Marie, from County Kerry, came to New York in 1998 and soon met Rory, who was from County Donegal. “We lived on opposite sides of Ireland and would never have met, had we not come here,” she said.

Brian’s father owned the most popular pub in all of Donegal, which is where he learned how to work hard, mix with customers to keep informed about what they liked and to make them feel welcome and comfortable.

“I originally worked in construction when I got here,” Brian said. But Rory knew his father and the popularity of the family pub back in Ireland and eventually convinced Brian to join him and Marie at the former James Joyce across Mamaroneck Avenue.

For a short while they operated both Elements and James Joyce together, catering to two different crowds, but the great recession forced them to give up their lease on James Joyce in 2008 and focus their attention on Elements.

Noticing that customers were grazing more on appetizers rather than ordering large meals, Brian and Marie recently upgraded their menu with new additions to the appetizer section and a spin on some of the old favorites.

This has all been made possible by new chef Juan Manuel Reyes, who has designed new menus for establishments from Miami to New York and Connecticut.

“We reduced the price on the appetizers to provide a Happy Hour menu all day long,” explained Marie. There are specialty plates including shrimp ceviche, fried sweet plantains, fried chicken with Cole slaw, baked salmon with a BBQ sauce over Chinese cabbage and pork belly tacos, to name just a few.

Happy Hour drinks include $6 martinis, $5 wine and $3 draft beer from 4 to 8 p.m. or 10 p.m. if you’re being served at the bar.

Elements’ specialties include the White Cosmo made with Ciroc Vodka, Triple Sec, white cranberry juice, lime juice and garnished with fresh cranberries. There’s also an Irish mojito made with whiskey rather than rum, which they tried just for fun one St. Patrick’s Day and it stuck. “People really like it,” Brian said.

Tuesday nights feature jazz with local musicians from 6: 30 to about 9:30 p.m. Michael Friedman is a regular. “It’s a relaxed atmosphere,” Brian notes. “People like to dine and listen to the music.” It’s becoming increasingly popular so if you are thinking of stopping by for dinner, reservations are recommended.

Sunday night features a rock jam from 8 p.m. on. Musicians are invited to join in. A sign up sheet is provided. “It’s mostly classic rock,” Brian explained.

Thursday, Friday and Saturday nights attract a younger crowd with a late night D.J. spinning the tunes from 11 p.m. to closing.

Secret Sundays (and Wednesday too) cater to an alternative LGBT crowd.

Brunch, featuring menu items from $7 to $13, with a Bloody Mary or Mimosa included, is served from 11 a.m. to 3 p.m. on Sunday  (Elements will be open Easter) and there is a $6 children’s menu with mac and cheese and green eggs and ham and a drink and desert included.

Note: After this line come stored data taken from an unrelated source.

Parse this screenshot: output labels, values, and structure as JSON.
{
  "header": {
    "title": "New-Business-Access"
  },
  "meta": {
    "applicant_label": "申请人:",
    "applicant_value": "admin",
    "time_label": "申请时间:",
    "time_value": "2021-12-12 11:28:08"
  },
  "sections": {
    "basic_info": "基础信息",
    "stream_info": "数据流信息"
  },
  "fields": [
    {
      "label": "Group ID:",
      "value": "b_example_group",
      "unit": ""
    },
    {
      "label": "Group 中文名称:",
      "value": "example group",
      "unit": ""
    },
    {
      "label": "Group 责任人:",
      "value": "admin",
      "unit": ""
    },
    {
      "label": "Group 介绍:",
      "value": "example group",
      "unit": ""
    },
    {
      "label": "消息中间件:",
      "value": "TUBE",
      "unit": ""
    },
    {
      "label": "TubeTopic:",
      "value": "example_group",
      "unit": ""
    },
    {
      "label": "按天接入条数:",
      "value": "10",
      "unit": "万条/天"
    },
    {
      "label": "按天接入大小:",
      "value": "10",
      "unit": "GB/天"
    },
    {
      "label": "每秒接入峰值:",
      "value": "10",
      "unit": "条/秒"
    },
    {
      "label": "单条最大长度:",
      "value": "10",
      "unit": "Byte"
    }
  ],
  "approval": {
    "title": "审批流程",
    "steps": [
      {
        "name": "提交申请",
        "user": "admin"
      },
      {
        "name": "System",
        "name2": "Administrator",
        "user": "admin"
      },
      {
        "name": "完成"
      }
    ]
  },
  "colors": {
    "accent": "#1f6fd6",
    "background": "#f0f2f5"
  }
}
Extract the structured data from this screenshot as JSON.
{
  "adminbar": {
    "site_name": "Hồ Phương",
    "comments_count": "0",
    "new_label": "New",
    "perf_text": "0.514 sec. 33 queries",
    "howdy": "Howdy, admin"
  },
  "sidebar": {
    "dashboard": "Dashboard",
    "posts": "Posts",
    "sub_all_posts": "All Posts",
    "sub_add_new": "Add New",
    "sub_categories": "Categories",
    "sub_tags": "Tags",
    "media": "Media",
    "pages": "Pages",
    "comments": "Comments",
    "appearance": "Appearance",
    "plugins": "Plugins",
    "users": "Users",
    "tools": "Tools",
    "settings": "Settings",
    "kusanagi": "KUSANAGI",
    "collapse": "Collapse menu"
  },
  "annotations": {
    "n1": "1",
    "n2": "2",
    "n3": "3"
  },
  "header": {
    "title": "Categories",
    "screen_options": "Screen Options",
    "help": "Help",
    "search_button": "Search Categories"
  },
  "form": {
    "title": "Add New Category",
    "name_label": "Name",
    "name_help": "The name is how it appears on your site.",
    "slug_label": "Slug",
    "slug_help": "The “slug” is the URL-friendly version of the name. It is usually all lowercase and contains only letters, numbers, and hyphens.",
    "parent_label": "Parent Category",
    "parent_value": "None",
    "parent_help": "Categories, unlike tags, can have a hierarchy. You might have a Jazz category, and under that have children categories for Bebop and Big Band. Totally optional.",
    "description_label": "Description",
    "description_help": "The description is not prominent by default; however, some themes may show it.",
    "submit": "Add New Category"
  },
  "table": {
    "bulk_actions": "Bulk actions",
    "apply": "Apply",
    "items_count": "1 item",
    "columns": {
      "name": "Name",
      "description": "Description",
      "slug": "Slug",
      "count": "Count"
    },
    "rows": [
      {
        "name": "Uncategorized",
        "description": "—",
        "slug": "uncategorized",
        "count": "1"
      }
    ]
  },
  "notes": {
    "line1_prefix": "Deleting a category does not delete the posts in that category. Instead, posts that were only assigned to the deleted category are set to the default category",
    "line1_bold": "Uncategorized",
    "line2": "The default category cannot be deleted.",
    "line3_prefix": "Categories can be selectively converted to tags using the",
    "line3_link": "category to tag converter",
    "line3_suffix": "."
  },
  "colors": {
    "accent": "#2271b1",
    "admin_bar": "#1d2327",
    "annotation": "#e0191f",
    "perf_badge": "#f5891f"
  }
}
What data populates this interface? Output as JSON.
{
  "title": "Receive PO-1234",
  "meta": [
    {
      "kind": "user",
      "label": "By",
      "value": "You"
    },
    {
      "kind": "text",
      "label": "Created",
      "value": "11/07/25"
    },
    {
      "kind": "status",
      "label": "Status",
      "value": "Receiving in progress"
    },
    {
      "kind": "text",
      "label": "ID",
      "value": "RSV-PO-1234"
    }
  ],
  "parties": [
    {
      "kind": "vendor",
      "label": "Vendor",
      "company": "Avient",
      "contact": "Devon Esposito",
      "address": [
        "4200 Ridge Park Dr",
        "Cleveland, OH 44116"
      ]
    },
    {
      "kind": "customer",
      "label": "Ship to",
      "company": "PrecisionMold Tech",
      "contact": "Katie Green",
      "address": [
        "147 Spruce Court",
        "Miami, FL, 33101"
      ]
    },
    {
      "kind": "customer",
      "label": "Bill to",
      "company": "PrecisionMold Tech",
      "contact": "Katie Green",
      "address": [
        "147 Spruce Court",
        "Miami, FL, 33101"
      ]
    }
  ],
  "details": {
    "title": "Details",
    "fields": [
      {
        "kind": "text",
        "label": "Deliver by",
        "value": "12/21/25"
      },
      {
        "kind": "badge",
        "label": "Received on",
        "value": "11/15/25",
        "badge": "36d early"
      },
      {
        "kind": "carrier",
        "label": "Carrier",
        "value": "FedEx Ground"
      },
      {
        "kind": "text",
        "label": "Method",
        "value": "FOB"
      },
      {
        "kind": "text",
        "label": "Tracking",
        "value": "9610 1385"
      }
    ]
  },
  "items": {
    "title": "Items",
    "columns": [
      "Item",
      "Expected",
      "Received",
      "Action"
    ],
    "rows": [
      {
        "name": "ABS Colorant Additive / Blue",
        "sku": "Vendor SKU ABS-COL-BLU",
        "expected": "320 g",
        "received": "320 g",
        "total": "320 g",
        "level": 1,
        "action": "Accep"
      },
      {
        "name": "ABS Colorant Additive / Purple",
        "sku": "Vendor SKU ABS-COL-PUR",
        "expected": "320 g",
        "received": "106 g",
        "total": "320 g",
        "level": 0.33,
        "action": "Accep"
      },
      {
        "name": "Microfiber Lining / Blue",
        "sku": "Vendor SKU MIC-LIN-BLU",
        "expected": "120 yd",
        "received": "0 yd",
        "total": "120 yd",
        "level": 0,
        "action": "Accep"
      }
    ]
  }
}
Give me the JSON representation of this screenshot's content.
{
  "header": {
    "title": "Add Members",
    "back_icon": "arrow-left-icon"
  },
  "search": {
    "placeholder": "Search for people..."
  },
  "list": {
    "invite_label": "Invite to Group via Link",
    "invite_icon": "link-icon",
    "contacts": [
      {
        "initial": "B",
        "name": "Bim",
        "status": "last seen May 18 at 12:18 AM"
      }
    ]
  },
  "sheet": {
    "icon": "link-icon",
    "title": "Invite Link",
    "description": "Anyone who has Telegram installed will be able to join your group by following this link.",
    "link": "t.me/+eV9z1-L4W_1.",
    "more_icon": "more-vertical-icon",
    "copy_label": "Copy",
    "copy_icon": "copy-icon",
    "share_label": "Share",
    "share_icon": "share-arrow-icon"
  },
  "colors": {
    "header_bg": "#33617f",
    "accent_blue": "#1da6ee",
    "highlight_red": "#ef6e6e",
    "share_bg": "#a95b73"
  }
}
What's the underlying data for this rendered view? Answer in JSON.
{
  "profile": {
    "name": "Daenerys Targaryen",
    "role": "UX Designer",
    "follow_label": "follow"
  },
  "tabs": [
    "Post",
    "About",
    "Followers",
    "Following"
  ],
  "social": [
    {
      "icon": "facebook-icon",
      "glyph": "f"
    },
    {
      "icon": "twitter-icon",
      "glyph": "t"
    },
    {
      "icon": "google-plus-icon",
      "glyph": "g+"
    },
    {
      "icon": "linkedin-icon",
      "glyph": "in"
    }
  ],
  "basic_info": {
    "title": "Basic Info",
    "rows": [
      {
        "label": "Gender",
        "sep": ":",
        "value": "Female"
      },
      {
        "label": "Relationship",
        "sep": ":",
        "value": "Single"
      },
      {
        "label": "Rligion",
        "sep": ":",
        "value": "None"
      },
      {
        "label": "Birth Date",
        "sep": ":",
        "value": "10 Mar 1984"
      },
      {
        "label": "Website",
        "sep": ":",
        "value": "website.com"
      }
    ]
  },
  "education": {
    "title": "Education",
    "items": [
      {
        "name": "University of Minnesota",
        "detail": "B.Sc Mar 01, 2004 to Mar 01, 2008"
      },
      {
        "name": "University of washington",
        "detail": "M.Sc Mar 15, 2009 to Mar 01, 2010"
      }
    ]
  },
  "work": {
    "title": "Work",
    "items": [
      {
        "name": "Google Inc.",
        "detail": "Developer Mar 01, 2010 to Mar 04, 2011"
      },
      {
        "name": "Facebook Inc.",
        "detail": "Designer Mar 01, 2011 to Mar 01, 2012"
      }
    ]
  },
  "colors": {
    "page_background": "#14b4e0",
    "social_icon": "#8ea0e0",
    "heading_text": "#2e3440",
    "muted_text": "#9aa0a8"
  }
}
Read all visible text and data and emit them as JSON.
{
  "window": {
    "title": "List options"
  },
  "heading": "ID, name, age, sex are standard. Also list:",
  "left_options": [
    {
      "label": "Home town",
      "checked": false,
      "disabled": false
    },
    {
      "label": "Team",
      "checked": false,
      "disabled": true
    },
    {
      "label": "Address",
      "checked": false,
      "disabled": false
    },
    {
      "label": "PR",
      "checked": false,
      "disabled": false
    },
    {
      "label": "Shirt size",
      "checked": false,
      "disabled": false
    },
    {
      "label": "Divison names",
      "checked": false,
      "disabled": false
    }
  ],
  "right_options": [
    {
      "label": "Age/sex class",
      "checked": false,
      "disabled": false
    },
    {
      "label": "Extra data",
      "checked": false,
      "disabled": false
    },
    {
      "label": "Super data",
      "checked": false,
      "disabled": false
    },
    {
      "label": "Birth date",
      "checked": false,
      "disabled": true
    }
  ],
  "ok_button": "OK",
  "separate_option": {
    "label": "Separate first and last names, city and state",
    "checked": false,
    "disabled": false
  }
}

Marie says they can accommodate private parties up to 150 people and have become popular with the Sweet Sixteen party set.

If you haven’t stopped in to Elements yet, a treat awaits you. Be sure to ask for Brian or Marie and they will make you feel right at home. And, you never know who you might meet there. Former president Bill Clinton has been seen on the roof and Doc Severinsen has appeared on jazz nights.